TOP EXAMPLES OF MEDICAL SCRIBING IN ERANAKULAM
TOP EXAMPLES OF MEDICAL SCRIBING IN ERANAKULAM
What terminologies are used in medical scribing?
1. Acuity: A measurement of how seriously a disease or injury is present in a patient.
2. History and Physical (H&P): A thorough account of a patient's past health history and present state of health.
3. Diagnosis: The identification of a disease or disorder's kind.
4. Prescription: A command in writing for medication or a course of therapy.
5. The International Classification of Diseases (ICD-10), a common diagnostic coding scheme utilised by healthcare professionals.
6. CPT codes: short for Current Procedural Terminology, they are a group of codes used to categorise and define medical operations.
7. Electronic medical records, or EMRs, are safe digital archives of a patient's medical history.
8. SOAP Note: A medical report that is organised and has parts for Subjective, Objective, Assessment, and Plan.

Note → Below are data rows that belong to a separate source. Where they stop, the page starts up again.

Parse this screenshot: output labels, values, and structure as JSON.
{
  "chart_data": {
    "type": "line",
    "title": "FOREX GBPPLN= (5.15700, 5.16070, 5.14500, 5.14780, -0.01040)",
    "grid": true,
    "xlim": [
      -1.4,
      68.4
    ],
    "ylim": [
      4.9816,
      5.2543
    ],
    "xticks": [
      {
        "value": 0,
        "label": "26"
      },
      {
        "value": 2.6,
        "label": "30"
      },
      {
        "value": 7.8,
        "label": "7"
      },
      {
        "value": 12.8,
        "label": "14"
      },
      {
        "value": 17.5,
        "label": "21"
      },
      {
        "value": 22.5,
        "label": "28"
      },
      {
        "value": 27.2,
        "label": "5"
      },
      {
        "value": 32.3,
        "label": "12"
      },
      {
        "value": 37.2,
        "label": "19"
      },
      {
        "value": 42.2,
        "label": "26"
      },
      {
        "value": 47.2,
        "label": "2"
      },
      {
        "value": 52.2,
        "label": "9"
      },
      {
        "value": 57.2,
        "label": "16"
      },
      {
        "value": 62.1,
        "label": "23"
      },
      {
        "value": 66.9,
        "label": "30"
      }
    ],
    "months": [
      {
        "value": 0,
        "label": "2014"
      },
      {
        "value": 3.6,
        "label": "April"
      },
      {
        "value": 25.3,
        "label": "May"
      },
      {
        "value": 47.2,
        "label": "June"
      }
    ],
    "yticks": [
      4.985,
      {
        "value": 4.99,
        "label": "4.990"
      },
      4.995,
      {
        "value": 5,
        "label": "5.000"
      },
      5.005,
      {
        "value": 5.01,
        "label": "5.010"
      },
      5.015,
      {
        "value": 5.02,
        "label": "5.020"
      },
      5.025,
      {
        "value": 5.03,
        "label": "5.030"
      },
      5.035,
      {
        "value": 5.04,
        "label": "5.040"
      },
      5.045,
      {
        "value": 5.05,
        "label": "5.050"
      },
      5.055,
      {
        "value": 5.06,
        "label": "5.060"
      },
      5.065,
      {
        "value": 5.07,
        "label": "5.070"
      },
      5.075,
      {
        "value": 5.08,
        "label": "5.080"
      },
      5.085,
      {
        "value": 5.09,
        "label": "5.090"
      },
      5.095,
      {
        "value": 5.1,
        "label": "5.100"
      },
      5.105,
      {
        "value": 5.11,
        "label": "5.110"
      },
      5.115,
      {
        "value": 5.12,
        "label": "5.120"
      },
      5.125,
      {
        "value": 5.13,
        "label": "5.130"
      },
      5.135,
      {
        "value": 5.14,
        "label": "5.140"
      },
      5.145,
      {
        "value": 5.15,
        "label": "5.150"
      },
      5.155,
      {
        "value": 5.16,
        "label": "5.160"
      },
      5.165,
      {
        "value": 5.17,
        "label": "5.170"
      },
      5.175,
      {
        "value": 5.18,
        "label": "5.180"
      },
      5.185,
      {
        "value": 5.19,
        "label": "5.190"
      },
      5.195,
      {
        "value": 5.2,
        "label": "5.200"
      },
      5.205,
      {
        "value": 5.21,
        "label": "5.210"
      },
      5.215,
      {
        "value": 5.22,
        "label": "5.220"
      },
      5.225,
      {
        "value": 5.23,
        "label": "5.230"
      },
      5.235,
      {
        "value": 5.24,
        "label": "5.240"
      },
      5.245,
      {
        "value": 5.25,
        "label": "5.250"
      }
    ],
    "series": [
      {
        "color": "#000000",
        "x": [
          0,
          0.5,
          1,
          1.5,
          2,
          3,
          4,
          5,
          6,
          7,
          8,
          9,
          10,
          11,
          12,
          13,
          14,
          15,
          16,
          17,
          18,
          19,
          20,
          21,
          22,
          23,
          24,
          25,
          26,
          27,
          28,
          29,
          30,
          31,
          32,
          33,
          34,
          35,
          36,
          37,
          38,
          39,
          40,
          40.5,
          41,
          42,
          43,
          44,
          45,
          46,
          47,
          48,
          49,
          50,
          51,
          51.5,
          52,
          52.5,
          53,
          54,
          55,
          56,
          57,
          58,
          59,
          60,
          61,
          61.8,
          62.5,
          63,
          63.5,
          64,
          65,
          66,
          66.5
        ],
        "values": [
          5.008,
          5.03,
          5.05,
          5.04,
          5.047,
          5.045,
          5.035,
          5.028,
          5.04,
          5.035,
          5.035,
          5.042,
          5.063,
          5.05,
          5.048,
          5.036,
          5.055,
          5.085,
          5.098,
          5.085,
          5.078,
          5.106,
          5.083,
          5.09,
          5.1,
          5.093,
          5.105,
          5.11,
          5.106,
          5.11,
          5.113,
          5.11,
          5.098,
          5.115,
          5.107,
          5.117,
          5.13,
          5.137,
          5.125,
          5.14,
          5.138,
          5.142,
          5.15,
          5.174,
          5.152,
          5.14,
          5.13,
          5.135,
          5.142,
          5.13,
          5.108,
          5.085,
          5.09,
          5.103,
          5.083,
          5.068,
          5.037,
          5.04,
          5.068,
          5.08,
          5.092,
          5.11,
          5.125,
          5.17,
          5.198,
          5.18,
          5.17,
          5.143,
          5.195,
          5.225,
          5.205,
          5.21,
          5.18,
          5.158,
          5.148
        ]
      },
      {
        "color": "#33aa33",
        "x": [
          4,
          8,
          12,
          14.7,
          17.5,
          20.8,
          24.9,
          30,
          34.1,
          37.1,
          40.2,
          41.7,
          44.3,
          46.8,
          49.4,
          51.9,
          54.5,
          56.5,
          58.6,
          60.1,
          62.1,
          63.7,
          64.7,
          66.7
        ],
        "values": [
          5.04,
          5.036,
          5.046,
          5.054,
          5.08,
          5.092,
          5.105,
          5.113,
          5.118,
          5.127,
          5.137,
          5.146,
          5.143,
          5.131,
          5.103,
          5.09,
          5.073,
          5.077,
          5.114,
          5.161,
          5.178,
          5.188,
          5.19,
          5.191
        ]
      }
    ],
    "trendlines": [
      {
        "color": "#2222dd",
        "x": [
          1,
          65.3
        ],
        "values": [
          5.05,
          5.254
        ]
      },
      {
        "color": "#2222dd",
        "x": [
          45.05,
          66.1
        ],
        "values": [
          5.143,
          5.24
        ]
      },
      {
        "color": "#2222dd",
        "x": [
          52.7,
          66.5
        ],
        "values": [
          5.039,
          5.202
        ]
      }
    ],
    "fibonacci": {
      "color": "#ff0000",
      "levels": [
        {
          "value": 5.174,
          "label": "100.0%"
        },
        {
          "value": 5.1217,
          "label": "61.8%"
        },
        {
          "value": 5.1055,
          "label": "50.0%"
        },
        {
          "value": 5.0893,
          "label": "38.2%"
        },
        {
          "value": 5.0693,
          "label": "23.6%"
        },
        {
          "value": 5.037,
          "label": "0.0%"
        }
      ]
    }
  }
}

PORTIONS OF THE MEDICAL SCRIBING TERMINOLOGY 1. History of Present Illness (HPI): An in-depth account of the patient's symptoms and medical background, including the illness's inception, course, and severity. 2. Physical Examination (PE): A thorough assessment of the patient's physical health that includes a look at vital signs, key organ systems, and other physical findings 3. Diagnostic Testing: Methods, such as imaging investigations and laboratory tests, used to ascertain the severity and origin of a sickness or damage. 4. Differential Diagnosis: A list of potential diagnoses based on the signs and symptoms the patient is exhibiting. 5. Medication List: A listing of all the drugs the patient is taking at the moment, along with dosage and frequency. 6. Treatment Plan: A strategy describing the suggested medical interventions for the patient's condition.
7. Follow-up: Directions for future testing and treatments, together with a schedule for when they should be administered, as well as follow-up care.